The annual audited financial statements must comprise a balance sheet, income statement, a portfolio statement and statement of changes in the composition of the portfolio during the period and any significant information which will enable investors to make an informed judgement on the development of the QIAIF and its results. The annual report must also
contain a report on activities during the financial year including an overview of the investment activities during the period and material changes in information disclosures. The annual financial statement must be audited by one or more persons empowered to audit accounts in accordance with the Irish Companies Acts and the auditor’s report to
shareholders, including any qualifications, must be reproduced in full in the annual financials. The QIAIF shall prepare and submit to the Central Bank a set of accounts (whether an interim report or an annual report) within 12 months of the launch date and publish it within 2 months if an interim report or 6 months if an annual report. The first annual reports must be within 18 months of incorporation/establishment and published within 6 months.
The QIAIF shall, on request, supply investors with copies of the annual reports free of charge.
Where the QIAIF is an umbrella QIAIF constituted as a unit trust or common contractual fund, it may produce separate periodic reports for individual sub-funds. In such cases, the report of each sub-fund must name the other sub-funds and state that the reports of such sub-fund are available free of charge on request from the management company.
In accordance with company law, an investment company established as an umbrella QIAIF must include accounts for all sub-funds of that company in its periodic reports.
10.6.13 Other Reporting
QIAIF’s must also submit a monthly return to the Statistics Division of the Central Bank, within 10 working days of the month-end to which it refers, setting out its total gross and net asset value, number of shares in issue, net asset value per share, subscription and
redemptions during the month and net subscription/redemption receipts. This is normally dealt with by the Administrator.
An AIFM will also be required to report on a regular basis to the Central Bank on the principal markets and instruments traded by it on behalf of the QIAIF. The AIFM will also separately be required to report regularly on liquidity arrangements and risk management systems of the QIAIF.
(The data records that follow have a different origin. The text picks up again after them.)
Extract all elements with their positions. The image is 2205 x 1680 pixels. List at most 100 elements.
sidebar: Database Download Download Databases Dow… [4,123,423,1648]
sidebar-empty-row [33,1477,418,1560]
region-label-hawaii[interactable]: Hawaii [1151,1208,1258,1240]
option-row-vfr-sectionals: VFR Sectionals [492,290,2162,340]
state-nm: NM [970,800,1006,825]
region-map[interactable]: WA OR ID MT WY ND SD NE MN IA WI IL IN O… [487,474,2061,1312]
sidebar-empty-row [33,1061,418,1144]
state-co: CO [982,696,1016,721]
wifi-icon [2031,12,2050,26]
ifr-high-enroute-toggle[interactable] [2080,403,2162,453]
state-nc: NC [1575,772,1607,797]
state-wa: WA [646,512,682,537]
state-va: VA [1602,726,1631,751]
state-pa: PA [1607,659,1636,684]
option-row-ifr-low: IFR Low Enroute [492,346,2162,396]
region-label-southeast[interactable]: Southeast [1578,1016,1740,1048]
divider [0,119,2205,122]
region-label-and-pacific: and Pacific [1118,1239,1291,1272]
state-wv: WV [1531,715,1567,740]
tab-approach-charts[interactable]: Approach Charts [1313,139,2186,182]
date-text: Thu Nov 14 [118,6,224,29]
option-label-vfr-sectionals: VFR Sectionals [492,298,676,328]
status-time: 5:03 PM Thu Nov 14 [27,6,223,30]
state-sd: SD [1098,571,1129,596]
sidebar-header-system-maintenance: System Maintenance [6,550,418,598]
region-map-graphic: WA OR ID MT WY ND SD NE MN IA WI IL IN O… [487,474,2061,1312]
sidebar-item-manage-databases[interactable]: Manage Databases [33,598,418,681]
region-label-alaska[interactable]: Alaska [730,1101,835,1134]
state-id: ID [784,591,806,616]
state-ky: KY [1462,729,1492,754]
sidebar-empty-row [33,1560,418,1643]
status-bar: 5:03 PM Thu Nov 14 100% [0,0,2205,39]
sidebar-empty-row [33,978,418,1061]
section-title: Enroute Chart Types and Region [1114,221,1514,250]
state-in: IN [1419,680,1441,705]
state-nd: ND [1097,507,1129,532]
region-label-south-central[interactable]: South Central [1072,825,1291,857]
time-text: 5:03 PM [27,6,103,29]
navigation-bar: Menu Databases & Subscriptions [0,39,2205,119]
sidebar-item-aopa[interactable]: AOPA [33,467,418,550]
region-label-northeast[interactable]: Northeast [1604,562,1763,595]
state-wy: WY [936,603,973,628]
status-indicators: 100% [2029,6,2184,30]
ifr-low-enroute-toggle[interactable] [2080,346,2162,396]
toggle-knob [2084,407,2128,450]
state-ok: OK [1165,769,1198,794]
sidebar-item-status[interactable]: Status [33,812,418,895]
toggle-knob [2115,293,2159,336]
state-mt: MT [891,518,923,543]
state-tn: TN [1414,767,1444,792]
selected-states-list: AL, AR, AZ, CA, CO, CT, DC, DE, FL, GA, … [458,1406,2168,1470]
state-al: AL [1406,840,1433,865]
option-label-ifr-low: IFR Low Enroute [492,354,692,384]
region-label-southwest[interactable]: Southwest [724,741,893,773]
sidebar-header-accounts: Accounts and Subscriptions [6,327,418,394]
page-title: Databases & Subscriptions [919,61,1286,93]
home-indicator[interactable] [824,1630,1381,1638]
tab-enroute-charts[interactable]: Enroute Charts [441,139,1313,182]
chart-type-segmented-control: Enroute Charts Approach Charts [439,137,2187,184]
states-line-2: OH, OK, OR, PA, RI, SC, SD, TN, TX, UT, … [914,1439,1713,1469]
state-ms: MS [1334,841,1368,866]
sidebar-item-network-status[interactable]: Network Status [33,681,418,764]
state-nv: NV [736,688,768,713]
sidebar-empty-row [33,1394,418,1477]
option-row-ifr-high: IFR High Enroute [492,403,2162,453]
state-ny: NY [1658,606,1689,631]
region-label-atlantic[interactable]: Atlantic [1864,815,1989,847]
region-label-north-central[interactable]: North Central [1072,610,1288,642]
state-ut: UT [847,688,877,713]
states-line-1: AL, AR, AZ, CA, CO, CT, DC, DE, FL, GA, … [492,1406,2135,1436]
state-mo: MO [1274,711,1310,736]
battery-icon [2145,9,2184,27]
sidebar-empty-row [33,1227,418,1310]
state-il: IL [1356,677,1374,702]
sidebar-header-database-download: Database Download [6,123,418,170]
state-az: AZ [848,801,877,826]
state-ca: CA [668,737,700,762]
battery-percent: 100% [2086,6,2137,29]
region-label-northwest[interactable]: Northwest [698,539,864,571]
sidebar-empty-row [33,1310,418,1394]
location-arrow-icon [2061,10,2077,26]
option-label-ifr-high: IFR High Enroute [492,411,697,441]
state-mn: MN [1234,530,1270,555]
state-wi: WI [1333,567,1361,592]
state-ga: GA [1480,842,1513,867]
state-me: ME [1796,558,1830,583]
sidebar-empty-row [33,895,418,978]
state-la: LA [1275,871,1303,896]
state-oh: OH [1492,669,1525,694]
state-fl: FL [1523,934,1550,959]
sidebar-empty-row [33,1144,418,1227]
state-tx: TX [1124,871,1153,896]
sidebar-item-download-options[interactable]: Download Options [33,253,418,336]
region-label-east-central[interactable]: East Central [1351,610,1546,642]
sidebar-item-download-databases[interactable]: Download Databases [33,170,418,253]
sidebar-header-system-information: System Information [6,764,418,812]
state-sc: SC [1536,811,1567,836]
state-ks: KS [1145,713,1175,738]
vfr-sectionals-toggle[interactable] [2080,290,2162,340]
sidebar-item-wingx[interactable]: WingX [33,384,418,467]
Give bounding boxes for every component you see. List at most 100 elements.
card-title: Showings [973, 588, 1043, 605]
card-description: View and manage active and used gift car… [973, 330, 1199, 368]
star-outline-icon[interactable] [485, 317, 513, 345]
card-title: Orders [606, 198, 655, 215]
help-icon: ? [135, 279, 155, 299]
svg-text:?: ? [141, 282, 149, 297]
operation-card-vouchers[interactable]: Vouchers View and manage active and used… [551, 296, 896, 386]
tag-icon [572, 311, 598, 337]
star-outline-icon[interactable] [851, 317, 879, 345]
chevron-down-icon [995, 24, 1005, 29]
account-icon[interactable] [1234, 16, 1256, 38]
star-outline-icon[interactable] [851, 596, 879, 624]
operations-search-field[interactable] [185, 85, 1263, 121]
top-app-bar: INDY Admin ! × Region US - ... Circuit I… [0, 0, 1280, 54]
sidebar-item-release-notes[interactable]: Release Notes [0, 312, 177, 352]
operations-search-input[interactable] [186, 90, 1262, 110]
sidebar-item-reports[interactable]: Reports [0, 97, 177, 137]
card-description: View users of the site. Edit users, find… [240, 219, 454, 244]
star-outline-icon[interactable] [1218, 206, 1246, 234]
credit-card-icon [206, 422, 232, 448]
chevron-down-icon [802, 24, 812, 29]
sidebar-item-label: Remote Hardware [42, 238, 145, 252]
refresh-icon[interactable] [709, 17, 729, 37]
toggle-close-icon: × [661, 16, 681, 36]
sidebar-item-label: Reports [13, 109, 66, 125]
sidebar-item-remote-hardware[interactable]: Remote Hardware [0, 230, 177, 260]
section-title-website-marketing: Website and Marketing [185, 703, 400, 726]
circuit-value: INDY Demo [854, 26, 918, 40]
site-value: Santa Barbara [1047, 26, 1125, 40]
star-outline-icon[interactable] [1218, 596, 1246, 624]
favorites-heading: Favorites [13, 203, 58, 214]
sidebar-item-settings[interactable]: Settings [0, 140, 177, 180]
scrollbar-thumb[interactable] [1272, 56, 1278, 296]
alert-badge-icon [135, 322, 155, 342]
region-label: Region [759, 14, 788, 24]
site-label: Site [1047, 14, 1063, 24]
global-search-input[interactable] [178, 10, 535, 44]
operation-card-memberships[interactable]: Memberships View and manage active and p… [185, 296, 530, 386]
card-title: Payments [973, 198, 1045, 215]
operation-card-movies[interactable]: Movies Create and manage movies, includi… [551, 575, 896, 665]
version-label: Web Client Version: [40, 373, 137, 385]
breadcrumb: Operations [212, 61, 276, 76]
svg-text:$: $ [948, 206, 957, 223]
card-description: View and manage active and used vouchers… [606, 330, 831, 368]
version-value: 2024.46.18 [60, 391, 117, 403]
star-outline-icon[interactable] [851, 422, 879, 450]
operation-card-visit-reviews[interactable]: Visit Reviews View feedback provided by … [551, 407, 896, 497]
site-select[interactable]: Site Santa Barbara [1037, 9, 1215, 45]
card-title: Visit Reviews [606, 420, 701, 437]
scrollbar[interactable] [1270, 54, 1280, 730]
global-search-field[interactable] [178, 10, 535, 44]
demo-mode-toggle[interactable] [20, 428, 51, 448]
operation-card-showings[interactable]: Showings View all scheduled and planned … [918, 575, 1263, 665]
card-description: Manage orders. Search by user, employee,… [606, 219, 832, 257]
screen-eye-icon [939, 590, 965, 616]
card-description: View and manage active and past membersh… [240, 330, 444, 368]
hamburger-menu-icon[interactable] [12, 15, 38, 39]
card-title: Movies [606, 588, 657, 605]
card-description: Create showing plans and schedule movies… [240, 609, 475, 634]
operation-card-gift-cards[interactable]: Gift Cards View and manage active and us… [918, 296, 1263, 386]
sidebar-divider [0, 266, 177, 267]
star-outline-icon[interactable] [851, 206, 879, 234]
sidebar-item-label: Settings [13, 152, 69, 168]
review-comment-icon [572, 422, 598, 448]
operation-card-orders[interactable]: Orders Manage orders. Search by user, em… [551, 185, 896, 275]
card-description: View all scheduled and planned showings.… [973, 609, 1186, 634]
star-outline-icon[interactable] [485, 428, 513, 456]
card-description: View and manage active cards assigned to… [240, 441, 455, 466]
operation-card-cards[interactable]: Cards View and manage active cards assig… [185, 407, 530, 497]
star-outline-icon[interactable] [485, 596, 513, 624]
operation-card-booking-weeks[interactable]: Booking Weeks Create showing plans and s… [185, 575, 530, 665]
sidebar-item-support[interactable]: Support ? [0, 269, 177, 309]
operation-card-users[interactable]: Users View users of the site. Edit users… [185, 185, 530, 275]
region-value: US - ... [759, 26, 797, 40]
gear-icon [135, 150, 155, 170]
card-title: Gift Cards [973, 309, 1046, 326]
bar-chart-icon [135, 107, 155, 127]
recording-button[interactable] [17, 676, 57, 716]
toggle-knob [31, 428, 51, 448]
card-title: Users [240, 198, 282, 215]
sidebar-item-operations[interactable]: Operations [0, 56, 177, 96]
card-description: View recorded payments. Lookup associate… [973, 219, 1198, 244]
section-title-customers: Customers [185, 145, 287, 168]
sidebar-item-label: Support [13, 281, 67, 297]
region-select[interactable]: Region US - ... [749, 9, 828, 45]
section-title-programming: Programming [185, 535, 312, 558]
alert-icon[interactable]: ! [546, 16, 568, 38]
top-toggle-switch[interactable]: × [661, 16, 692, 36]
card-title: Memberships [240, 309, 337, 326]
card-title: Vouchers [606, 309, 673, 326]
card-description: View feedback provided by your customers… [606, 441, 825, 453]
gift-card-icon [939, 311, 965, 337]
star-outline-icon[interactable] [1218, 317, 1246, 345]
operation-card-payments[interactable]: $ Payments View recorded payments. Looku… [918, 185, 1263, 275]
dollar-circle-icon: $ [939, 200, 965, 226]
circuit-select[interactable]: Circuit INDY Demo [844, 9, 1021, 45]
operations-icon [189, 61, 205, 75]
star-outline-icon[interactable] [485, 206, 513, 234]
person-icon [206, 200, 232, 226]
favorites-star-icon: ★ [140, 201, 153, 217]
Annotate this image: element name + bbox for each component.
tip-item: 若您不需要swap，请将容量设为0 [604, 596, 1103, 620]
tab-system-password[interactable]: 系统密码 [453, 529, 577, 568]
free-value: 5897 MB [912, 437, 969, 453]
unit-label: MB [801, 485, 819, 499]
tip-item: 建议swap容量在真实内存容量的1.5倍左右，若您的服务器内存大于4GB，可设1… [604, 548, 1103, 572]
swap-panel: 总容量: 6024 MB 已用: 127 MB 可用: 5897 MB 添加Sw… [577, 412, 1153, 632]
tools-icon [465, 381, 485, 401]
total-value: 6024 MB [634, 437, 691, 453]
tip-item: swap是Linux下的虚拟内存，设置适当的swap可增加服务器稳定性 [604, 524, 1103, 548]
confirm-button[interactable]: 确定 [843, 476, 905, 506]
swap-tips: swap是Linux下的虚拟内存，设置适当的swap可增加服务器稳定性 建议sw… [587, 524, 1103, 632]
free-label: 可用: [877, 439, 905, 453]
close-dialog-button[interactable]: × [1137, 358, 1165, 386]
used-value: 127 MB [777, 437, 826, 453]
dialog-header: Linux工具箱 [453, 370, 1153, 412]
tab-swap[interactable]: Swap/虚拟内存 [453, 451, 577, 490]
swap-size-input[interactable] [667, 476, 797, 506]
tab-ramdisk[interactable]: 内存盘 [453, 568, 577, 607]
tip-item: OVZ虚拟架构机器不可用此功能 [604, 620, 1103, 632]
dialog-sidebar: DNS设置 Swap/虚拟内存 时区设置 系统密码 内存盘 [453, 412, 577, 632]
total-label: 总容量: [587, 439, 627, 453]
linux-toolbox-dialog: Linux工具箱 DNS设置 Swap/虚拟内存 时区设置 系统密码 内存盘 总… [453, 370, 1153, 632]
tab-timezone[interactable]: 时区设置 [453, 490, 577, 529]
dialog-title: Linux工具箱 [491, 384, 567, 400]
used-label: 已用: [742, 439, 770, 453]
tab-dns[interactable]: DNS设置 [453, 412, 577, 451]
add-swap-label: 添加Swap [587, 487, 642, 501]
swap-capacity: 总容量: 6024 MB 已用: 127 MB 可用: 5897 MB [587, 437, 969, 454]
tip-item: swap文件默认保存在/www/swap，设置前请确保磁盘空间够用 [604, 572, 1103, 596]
An investment manager must also file a copy of its audited financial statements with the Central Bank annually.
10.6.14 Warehousing
A QIAIF may only acquire assets pursuant to a warehousing arrangement where the use of such arrangements is fully disclosed in the prospectus, including details of any fee payable
Dillon Eustace | 154 in relation to such arrangements. The prospectus must also state that the QIAIF will pay no more than current market value for such assets.
10.6.15 Subsidiary disclosure
A QIAIF intending to invest through wholly-owned subsidiaries must disclose that ability in the prospectus and state that the names of any subsidiaries will be disclosed in the QIAIF’s annual report.
10.6.16 Breaches of Investment Restrictions
The limits on investments set down in a QIAIF’s prospectus are deemed to apply at the time of purchase of the investments. If the limits laid down are subsequently exceeded for reasons beyond the control of a QIAIF or as a result of the exercise of subscription rights, the QIAIF must adopt as a priority objective the remedying of that situation, taking due account of the interest of its unitholders.
10.6.17 Regulatory Levies
The Central Bank imposes an annual industry funding levy on collective investment schemes. Rates (at time of writing) include an annual fee of EUR 2,000 whether an umbrella or a single structure fund. Umbrella funds also pay a contribution of EUR 450 per sub-fund on the first five sub-funds resulting in a maximum contribution for umbrella funds of EUR 4,250.